Well established Tasmanian whisky producers are entering a new phase, as I recently found out at Tas Whisky Week 2023. Some of the old guard are now offering up notable age statement malt whiskies, and Hellyers Road’s recent 21 Year Old American Oak released via The Whisky Club is a prime example.
Distilled in 2002, way back when Hellyers had no idea how their efforts would ultimately be received, the 21 Year Old spent two decades slumbering while Tasmanian whisky grew up into a bona fide industry.
At $1350 a bottle, this is Hellyers looking to follow in the Sullivans Cove mould. But in contrast to Tasmania’s world beater, Hellyers have sufficient stock to create widely available and sharply priced bottlings.
As part of the new core range, the Hellyers Double Cask ($119, 700ml) and Sherry Cask ($139, 700ml) are proper value-for-money malt whiskies, especially in the Tassie context. And if Hellyers can convince the whisky literati to start jumping at their limited bottlings, like the Voyager Cask 19 Year Old also reviewed below, then there’s plenty of upside moving forward.
Distillers Brian Poke and Brian Halpin laid down significant volumes of spirit in large format casks in the early years of the Hellyers project. As a result, the distillery now has a wide range of older casks coming of age – you can bottle your very own 19 year old whisky straight from the cask at the distillery’s cellar door at the moment.
If you’re still a Hellyers sceptic, and there’s a few out there (I was one of them at certain points), then I’d suggest it’s time to rethink your stance and try this new stage of the distillery’s development.
Postscript: A note on history
I couldn’t help noticing some curious claims that accompanied the release of the Hellyers 21 Year Old.
‘The oldest official bottling of an Australian single cask to date‘ from ‘Australia’s oldest continually operating distillery’ announced the social media posts and website copy.
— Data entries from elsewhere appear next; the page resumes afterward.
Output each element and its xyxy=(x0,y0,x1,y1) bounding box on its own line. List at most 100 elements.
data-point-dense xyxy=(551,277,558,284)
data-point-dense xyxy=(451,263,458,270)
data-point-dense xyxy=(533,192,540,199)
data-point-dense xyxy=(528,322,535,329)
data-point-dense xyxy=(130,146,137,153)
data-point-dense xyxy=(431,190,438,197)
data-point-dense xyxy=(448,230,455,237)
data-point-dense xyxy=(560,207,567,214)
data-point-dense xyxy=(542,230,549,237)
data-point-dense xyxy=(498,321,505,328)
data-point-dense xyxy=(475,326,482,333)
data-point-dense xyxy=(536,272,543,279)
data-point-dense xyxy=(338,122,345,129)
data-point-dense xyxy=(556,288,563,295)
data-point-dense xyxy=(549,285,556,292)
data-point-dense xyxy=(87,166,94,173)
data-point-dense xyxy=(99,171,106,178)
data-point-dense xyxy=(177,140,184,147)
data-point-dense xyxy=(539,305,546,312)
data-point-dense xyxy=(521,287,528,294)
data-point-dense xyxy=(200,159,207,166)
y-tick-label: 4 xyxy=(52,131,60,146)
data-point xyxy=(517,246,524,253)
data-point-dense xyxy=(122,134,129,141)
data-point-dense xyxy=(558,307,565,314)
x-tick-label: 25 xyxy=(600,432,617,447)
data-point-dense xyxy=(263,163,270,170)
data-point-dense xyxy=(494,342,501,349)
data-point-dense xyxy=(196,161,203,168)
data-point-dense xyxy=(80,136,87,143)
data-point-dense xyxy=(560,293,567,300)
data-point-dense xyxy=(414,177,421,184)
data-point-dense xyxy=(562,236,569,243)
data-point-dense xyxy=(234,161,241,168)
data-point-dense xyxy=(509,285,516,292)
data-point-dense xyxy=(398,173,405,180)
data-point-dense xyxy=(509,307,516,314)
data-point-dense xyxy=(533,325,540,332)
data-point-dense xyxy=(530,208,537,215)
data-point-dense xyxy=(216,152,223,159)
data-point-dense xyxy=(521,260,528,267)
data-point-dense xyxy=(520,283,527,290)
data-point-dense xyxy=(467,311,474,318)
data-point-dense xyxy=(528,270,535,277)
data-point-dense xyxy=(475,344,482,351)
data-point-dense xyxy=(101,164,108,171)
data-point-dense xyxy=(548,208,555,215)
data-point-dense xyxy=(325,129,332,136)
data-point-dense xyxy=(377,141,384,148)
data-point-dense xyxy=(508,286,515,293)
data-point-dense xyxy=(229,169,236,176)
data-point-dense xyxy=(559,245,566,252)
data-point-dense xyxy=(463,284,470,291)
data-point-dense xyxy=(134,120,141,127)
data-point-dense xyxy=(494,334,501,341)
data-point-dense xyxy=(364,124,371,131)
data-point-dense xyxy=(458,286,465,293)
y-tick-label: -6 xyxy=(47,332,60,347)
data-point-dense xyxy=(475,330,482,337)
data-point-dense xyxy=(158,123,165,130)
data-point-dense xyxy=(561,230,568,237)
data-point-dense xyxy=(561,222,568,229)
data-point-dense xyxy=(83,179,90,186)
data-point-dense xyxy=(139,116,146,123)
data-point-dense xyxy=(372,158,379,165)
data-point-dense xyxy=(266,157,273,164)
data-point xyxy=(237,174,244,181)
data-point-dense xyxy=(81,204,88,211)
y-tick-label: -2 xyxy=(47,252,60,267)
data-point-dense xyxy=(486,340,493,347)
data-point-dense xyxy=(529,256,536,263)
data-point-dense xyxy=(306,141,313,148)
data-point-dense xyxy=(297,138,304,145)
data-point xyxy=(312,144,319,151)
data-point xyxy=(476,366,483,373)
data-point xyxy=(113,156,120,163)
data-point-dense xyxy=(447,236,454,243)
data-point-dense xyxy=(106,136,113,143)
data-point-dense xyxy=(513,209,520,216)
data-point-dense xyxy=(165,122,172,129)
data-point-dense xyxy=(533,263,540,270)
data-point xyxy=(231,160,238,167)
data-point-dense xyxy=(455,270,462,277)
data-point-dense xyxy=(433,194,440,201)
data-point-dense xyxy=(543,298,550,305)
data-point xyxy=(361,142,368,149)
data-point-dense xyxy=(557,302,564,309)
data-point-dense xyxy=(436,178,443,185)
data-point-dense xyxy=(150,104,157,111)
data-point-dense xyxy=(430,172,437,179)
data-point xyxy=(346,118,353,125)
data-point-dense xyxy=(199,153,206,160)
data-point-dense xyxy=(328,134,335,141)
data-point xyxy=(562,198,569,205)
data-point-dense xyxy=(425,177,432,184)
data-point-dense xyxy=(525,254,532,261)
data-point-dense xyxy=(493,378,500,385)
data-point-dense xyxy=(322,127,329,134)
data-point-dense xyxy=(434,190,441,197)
Ah… not quite.
What about Sullivans Cove’s 21 year old single cask bottling released earlier this year? (It tasted pretty good, too.) And as for Hellyers being Australia’s oldest continually operating distillery, um… yeah nah. That title would belong to either Beenleigh or St Agnes.
Beenleigh have operated at the same site since 1884, and while they’ve had silent periods and floods destroy parts of the distillery, that’s not uncommon when you’ve been producing for nearly 140 years.
It’s more straightforward with the still family-owned St Agnes. The distillery in Renmark has been continuously producing in the same location since 1911. Hellyers isn’t even Australia’s oldest continually operating distillery in the modern ‘craft’ era – the Hoochery Distillery in the Kimberly also predates it.
Tasmanians often have a bit of a wobbly time getting their distilling history straight, as this confused ABC Hobart article recently showed: ‘Tasmania legalised whisky distilling before Scotland but then came a 153-year ban‘. Hmmm. Some work to be done there.